A Paley graph of order q is a graph with q nodes where q is a prime power and congruent to 1 mod 4. Label each node with an element of the finite field F with q elements and connect two nodes with an edge if the difference between their labels is a quadratic residue. That is, for nodes labeled a and b, connect these nodes if there exist an x in F such that a – b = x².
We’ll look at a graph which is both a rook graph and a Paley graph: the 3 by 3 rook graph is the same as the Paley graph of order 9.
Rook graph 3 x 3
Constructing the rook graph is easy. If we number our 3 by 3 chess board as follows
1 2 3 4 5 6 7 8 9
then we connect 1 to 2, 3, 4, and 7. We connect 2 to 1, 3, 5, and 8. Etc. This gives us the following graph.
(The graph was made with Sketchviz introduced here.)
Paley graph of order 9
They Paley graph is a little more complicated to construct. First we need to explain what a field with 9 elements is.
A field with 3 elements is just integers mod 3. We can think of the field with 9 elements as the analog of complex numbers: numbers of the form a + bi where a and b are integers mod 3. As with the complex numbers, i² = -1.

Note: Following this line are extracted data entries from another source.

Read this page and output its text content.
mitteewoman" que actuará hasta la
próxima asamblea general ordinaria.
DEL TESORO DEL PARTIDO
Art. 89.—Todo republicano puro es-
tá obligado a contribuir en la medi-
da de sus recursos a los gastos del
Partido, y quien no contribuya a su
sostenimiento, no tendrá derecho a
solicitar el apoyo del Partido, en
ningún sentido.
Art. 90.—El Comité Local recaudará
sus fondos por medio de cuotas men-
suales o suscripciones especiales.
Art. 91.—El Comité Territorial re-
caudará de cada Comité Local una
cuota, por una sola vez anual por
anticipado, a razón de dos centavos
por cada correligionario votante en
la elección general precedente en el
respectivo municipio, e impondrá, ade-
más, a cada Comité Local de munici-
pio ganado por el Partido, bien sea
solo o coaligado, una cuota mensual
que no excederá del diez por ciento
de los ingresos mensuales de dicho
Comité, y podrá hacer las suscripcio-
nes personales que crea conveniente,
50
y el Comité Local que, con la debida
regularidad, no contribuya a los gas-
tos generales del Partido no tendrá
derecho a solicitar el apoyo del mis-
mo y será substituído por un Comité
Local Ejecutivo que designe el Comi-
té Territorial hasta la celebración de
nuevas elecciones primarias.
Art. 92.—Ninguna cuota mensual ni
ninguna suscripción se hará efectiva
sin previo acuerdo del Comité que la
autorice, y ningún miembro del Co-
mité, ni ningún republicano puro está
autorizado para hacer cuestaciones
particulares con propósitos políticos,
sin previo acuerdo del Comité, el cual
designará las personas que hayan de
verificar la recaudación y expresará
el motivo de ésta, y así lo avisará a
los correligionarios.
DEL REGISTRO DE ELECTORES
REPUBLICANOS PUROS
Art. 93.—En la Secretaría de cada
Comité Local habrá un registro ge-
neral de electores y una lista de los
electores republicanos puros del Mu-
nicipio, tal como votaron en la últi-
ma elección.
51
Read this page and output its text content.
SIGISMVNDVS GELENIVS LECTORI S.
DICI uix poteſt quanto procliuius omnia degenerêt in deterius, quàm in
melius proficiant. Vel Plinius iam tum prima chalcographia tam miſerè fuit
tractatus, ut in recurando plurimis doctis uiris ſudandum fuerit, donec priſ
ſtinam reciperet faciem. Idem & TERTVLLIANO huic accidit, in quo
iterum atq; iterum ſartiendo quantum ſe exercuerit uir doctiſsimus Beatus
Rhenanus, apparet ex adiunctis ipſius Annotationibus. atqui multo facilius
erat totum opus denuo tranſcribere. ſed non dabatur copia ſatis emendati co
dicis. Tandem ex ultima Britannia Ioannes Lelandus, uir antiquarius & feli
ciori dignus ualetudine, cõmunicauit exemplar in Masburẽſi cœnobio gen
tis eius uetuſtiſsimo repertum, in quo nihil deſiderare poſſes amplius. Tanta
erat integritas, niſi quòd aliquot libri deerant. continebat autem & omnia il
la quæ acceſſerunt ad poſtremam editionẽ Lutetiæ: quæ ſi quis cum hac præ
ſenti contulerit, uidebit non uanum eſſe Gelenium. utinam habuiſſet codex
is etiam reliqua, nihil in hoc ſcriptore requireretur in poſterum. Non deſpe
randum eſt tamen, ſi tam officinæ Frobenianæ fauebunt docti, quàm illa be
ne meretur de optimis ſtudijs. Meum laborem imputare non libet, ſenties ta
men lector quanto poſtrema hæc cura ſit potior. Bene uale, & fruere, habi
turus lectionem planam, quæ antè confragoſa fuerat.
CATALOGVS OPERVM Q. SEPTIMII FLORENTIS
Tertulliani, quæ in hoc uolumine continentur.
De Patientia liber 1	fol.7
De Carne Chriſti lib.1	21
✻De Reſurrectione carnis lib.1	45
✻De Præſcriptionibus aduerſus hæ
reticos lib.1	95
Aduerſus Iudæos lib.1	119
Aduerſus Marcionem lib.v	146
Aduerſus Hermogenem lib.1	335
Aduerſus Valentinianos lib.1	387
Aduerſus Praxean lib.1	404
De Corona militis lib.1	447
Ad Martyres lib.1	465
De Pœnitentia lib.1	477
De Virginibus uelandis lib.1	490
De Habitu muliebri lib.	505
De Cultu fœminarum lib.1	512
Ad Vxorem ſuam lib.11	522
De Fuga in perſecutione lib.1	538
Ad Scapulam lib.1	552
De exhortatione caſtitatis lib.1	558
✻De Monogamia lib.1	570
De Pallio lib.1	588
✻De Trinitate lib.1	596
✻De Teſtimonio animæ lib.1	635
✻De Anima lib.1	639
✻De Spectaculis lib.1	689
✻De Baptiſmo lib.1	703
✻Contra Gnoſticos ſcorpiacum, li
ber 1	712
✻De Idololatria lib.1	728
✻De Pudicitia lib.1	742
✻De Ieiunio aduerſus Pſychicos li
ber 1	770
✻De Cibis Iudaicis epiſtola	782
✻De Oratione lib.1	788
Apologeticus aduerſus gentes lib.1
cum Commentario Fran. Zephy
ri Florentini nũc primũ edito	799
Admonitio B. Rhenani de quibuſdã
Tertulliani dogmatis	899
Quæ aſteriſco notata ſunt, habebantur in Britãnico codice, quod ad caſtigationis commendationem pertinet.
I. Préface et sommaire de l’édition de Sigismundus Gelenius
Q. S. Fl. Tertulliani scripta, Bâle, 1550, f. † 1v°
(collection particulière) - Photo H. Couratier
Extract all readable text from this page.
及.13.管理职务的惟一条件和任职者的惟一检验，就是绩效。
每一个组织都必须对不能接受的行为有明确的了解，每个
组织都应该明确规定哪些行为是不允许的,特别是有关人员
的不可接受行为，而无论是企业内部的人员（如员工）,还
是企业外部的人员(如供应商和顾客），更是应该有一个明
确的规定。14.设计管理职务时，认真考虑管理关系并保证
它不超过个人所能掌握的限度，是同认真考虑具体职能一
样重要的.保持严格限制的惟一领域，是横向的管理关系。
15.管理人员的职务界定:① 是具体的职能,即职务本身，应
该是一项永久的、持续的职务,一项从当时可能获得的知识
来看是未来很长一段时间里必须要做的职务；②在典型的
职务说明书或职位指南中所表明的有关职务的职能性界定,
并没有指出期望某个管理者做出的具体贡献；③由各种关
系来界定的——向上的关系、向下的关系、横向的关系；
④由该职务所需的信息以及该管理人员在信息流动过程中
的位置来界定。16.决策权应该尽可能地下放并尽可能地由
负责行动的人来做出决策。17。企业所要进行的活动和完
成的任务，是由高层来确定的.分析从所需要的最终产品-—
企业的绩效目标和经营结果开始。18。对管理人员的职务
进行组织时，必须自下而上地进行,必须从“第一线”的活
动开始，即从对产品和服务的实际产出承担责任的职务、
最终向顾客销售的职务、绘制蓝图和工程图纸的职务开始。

When we square each of the nine elements of our field, we get four distinct non-zero results: 1, 2, i, and 2i. For example, i is one of our squares because
(1 + 2i)(1 + 2i) = (1 – 4) + 4i = i
Here we used -3 = 0 mod 3 and 4 = 1 mod 3.
Since our squares are 1, 2, i, and 2i, that says 0 is connected to these four values. Then we connect 1 to 2, 0, 1 + i and 1 + 2i because each of these numbers minus 1 is a square. If we keep doing this for all nine nodes, we get the following graph.
It’s clear that the two graphs above are relabelings of each other. We can see this explicitly by relabeling our chess board as follows:
0 i 2i 1 1+i 1+2i 2 2+i 2+2i
Moving horizontally adds i, which is a square, and moving vertically adds 1, which is a square. So the Paley connections are rook connections.
Are there more rook graphs that are isomorphic to Paley graphs? No, this is the only one.
Every pair of vertices in a rook graph that are not neighbors have two common. If the points with coordinates (a, b) and (c, d) are on different rows and columns, then both are connected to (a, d) and (c, b).
In a Paley graph of order q, every pair of nodes that aren’t neighbors have (q – 1)/4 common neighbors. For a Paley graph to be isomorphic to a rook graph, we must have (q – 1)/4 = 2, and so q = 9.
3 thoughts on “Rook graphs and Paley graphs”
Thanks. I’m fixing it now.
Technically there’s one other case: the 1×2 rook graph is isomorphic to the Paley graph of order 2 (both consist of 2 nodes joined by an edge). This doesn’t contradict your counting argument because there are no pairs of non-adjacent nodes.
The rook graph shows 5 edges for node 8 and node 4, because node 8 and node 4 are show connected. I didn’t expect node 8 and 4 to be connected?